Based on a preliminary economic assessment conducted by Exeter in 2014, one option for the development of Caspiche would result in a mine with a 10-year life and an initial capital cost of about $251 million. Furthermore, under this scenario, the mine would have all-in sustaining costs (AISC) of $676 per gold ounce. This would be quite advantageous to Goldcorp, which estimates AISC to total approximately $850 per gold ounce in fiscal 2017.

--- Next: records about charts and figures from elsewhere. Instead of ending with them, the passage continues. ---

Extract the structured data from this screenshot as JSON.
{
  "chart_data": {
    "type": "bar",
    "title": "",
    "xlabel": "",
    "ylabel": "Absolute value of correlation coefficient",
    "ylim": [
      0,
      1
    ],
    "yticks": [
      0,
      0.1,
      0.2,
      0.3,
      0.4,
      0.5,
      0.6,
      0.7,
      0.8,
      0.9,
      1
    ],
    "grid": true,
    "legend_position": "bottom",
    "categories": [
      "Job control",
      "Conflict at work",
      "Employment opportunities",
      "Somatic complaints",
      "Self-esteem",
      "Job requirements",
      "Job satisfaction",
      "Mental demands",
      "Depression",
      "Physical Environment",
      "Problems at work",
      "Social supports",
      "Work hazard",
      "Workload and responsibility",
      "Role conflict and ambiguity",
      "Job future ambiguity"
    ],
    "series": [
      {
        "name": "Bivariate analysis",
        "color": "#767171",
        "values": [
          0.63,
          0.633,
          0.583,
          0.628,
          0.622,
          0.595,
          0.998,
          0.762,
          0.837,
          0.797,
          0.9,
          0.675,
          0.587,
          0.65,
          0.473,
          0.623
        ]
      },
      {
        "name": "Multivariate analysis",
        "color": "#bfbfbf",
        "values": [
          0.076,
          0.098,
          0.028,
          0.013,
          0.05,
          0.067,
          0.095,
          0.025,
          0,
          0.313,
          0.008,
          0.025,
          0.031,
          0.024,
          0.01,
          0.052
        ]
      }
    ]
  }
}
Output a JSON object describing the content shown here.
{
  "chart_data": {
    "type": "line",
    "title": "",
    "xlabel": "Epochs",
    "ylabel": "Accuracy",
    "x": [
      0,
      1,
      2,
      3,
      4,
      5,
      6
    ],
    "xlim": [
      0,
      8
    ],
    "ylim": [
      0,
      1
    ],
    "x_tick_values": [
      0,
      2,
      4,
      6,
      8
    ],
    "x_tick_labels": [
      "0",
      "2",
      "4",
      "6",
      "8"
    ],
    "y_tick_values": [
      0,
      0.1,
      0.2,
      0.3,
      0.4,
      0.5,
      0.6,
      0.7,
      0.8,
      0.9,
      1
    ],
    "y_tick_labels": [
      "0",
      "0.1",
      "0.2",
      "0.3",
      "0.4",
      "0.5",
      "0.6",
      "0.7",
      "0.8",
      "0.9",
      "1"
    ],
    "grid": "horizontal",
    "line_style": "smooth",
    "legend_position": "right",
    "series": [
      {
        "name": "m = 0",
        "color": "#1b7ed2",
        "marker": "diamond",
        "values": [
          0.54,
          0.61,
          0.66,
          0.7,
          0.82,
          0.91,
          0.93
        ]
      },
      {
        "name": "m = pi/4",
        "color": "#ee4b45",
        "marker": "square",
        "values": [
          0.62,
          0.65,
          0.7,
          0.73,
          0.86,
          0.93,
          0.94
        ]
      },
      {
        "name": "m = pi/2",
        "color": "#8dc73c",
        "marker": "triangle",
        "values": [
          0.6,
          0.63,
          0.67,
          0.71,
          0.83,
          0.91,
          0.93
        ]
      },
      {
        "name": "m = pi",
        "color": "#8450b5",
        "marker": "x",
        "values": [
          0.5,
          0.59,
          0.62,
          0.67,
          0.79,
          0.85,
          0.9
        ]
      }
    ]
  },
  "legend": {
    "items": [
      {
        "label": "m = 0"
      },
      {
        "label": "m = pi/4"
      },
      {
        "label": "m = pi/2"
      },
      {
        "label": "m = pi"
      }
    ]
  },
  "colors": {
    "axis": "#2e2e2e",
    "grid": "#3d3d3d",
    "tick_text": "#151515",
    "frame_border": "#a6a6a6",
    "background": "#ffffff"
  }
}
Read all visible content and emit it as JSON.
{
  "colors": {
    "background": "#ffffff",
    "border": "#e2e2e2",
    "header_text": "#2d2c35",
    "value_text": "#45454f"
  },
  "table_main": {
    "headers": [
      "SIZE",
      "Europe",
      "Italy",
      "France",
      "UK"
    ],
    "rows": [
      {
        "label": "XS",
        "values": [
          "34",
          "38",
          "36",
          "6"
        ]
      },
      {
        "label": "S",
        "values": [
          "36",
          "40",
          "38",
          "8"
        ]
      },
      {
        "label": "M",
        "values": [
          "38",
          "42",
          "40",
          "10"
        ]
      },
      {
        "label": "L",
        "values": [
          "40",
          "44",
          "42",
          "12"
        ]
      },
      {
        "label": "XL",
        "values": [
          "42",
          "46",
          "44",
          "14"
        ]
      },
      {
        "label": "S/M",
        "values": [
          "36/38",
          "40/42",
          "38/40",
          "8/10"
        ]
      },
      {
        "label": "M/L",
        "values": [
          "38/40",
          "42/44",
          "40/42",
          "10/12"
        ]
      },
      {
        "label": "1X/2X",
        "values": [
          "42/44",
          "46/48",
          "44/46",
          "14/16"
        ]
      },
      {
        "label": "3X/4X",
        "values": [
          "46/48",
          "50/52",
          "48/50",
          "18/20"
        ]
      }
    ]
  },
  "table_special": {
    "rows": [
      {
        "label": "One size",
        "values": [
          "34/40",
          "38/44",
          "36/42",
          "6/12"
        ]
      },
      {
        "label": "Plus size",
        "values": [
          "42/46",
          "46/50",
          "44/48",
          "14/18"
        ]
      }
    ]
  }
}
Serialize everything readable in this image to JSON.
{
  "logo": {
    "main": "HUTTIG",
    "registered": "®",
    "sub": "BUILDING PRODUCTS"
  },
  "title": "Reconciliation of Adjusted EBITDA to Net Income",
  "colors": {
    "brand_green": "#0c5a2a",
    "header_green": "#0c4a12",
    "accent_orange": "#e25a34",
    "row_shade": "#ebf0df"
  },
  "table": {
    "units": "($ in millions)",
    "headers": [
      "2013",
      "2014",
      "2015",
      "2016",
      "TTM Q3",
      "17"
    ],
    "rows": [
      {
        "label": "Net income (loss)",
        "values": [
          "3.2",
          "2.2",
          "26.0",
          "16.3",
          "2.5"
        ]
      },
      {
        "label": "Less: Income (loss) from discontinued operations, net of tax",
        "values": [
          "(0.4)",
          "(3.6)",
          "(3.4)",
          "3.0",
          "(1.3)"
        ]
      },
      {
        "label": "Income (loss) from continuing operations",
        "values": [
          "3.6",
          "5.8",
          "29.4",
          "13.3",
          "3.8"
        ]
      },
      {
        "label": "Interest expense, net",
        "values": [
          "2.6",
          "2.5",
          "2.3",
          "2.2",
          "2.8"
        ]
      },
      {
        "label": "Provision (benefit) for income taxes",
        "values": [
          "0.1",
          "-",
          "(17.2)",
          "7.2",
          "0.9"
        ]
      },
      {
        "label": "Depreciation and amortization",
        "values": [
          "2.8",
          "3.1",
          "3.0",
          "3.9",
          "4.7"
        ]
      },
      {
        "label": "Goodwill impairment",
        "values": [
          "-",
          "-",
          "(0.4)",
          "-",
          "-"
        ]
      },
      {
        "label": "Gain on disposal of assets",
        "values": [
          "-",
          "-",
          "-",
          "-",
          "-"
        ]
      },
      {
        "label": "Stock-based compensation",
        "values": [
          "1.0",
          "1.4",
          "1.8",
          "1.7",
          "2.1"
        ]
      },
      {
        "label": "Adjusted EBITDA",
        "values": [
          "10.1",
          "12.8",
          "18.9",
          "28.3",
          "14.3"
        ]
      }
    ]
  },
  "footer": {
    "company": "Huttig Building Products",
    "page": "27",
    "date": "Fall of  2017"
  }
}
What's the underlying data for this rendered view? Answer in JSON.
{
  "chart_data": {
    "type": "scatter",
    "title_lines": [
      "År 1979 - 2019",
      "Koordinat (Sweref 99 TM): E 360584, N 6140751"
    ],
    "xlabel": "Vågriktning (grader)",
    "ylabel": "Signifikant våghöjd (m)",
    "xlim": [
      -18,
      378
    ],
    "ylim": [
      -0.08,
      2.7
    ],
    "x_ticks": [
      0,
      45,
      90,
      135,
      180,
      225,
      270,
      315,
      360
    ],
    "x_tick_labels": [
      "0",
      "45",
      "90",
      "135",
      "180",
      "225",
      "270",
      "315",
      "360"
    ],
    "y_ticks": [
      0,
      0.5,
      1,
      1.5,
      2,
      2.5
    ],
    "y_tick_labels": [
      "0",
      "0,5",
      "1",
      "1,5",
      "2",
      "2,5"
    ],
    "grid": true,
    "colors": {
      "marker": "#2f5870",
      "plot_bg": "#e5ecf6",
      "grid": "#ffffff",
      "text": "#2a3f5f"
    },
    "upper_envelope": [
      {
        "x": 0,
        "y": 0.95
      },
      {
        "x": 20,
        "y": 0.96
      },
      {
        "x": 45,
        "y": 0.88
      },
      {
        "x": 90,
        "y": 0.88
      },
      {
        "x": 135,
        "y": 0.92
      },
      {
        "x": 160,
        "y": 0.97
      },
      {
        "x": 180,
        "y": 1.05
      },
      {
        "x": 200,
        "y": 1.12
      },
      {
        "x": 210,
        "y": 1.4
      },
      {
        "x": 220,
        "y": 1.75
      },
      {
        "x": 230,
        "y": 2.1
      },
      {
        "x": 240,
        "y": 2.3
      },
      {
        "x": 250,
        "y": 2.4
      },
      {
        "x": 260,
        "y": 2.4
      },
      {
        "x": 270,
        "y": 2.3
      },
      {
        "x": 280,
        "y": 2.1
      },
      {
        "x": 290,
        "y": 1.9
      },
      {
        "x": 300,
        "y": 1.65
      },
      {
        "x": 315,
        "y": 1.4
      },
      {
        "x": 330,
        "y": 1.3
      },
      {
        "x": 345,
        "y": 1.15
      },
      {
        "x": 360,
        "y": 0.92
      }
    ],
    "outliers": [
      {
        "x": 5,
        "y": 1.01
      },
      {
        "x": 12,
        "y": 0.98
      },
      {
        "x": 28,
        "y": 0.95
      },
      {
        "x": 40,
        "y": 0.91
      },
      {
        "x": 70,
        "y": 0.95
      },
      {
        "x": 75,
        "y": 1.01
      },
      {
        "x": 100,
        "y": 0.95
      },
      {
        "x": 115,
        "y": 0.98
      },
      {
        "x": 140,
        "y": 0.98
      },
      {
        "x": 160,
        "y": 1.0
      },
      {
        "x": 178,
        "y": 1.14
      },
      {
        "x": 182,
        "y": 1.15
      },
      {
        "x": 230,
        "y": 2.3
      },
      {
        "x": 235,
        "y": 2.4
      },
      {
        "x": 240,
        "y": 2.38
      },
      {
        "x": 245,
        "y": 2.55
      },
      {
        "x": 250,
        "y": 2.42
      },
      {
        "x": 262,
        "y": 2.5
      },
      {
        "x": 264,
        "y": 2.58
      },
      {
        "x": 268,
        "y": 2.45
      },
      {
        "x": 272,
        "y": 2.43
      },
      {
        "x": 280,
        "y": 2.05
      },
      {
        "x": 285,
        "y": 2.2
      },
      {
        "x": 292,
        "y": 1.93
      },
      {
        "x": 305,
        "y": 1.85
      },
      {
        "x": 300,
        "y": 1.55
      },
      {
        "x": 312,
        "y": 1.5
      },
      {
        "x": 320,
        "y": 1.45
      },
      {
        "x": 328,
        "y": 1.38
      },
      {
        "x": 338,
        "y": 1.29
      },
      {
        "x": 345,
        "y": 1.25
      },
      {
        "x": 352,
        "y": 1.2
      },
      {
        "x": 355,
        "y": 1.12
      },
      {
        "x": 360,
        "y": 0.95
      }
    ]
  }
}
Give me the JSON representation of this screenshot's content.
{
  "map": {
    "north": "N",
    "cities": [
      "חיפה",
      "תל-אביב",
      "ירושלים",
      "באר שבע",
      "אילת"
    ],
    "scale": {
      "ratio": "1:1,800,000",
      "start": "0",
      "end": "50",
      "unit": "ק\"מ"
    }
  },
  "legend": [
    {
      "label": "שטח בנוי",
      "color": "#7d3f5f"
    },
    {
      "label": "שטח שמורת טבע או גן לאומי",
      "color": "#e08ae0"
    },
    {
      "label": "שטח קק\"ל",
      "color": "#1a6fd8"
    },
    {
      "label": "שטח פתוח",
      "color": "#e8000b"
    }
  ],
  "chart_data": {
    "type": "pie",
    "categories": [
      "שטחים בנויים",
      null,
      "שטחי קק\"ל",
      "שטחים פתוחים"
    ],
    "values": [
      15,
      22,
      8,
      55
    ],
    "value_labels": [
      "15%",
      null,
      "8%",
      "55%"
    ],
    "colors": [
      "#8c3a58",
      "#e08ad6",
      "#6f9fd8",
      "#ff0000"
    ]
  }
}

Although both Cerro Casale and Caspiche have lower grades -- 0.60 g/t and 0.51 g/t, respectively -- and don't seem to be likely candidates for low-cost operations, Goldcorp seems optimistic that it can keep expenses in check. In the company's press release, David Garofalo, Goldcorp's president and CEO, stated, "The joint venture with Barrick has the potential to allow us to consolidate infrastructure to reduce capital and operating costs, reduce the environmental footprint and provide increased returns compared to two stand-alone projects."
Worth its weight in gold?
Located in the Atacama region of northern Chile, the Cerro Casale and Caspiche projects are both part of the Maricunga Gold Belt. Goldcorp, according to its press release, hopes to "leverage potential synergies" in the region -- a region that was the focus of a similar transaction last year: a 50-50 joint venture with Teck Resources (TECK -2.21%) to pursue development of the NuevaUnion project.
After recently revealing a five-year strategy of increasing gold production and reserves by 20% each while reducing AISC, Goldcorp is committed to increasing its net asset value per share. In another demonstration of this commitment, Goldcorp recently closed on the sale of its Los Filos gold mine in Mexico for $250 million in cash, which will help the company in its acquisition of Cerro Casale and Caspiche. Between the size of these gold deposits and the possible synergies to be recognized with the NuevaUnion project, Goldcorp has the potential to make considerable progress in executing its five-year strategy.
Cerro Casale isn't Barrick's only project in Chile; the company maintains a presence with its Pascua-Lama project. However, it has been inactive since 2013. Consequently, since neither company has a record of operating in the country, it's unclear whether Chile will prove to be one in which these gold mining companies can develop and sustain cost-effective operations.
With these projects still in the study phase, it will be some time -- probably several years -- before we are able to ascertain if the deals were worth it. In the meantime, Goldcorp and Barrick, two of the largest gold mining companies by market capitalization, have plenty of other projects where they're digging the yellow stuff out of the ground, and the long-term horizon for Cerro Casale and Caspiche will likely not affect the companies adversely. And patient investors of these two industry stalwarts may very well be rewarded should these gold deals pan out.